Tuesday, 4 August 2009
A Wee Review - Tower by Ken Bruen and Reed Farrel Coleman
I’ve read Walking the Perfect Square by Reed Farrel Coleman and a number of novels by Ken Bruen this year. When I heard that these two accomplished writers were collaborating on a novel I was excited. But to be honest, I was a little dubious too. Their styles are so completely different that I couldn’t visualise a way to package them together in a neat little novel that would do both writers the justice they deserve. No doubt I wasn’t the only person to hold this opinion, and I’m sure others with louder voices than mine were quick to voice it. But I have to say, I’m glad Ken Bruen and Reed Farrel Coleman decided not to listen to anybody but each other (and at a later date Allan Guthrie as editor) on this one.

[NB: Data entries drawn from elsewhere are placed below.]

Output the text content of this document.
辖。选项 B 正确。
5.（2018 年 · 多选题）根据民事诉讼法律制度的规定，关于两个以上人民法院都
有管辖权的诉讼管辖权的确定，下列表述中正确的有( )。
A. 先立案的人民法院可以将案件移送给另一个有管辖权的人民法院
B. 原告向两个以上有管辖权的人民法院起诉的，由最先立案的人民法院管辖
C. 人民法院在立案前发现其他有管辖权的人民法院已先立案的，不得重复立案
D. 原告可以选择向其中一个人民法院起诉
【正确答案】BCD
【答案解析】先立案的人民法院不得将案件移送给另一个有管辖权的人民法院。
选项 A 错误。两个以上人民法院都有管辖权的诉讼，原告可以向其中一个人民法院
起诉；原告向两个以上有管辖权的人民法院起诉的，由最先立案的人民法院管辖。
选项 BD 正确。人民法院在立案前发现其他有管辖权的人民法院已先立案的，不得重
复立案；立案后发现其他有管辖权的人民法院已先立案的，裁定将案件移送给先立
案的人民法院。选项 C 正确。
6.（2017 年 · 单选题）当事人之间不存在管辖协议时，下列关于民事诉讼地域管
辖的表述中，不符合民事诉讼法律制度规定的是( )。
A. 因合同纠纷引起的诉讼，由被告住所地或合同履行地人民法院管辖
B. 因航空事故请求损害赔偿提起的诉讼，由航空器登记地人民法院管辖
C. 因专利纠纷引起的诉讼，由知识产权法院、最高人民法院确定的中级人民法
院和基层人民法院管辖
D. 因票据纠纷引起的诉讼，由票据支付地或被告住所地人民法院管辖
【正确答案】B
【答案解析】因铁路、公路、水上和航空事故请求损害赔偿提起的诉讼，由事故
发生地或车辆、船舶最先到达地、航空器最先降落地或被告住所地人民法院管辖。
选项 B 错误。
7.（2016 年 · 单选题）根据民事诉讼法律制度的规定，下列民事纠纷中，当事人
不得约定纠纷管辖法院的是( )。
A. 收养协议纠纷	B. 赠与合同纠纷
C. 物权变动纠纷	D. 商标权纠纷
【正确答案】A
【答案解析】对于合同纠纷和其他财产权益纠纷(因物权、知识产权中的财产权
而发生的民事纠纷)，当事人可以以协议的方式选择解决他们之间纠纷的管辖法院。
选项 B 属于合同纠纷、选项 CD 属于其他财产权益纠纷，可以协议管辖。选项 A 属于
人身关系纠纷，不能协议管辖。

TOWER is a collaboration novel in a much different mould than the trilogy Ken Bruen wrote with Jason Starr, now available from Hard Case Crime. With the HCC novels, the style is constant and you’d be hard pressed to figure out which writer delivered which line. And that’s cool, because in my opinion, that works. BUT the approach Ken Bruen took with Reed Farrel Coleman, though different, also works. You could almost say it’s two novellas that retell the same story in two different POVs, but that doesn’t do any justice to the efforts of either writer here. This short, sharp heartbreaker was years in the making, and it shows.
TOWER tells the tale of Nick and Todd, two childhood buddies from the tough streets of Brooklyn whose forays into crime drive a wedge between them. In their adulthood, they each take a different path that crosses over until they eventually meet one last time for an explosive conclusion to their journeys. And along the way, that word that raises the bile and strikes fear into the New York criminal underbelly – rat – throws everything they’ve ever known or thought about each other into disarray.
Nick’s perspective is written by Bruen and Todd’s by Farrel Coleman. There is a distinction in voice and style, but the writers make this work as a distinction in the characters’ inner dialogues and all-round make-up. The genius in this collaboration lies in the things that each writer hasn’t implicitly said, but that the reader is more than able to glean from the subtext and by cross-referencing the thoughts of the two protagonists. I’m lucky to have read this one ahead of its release date.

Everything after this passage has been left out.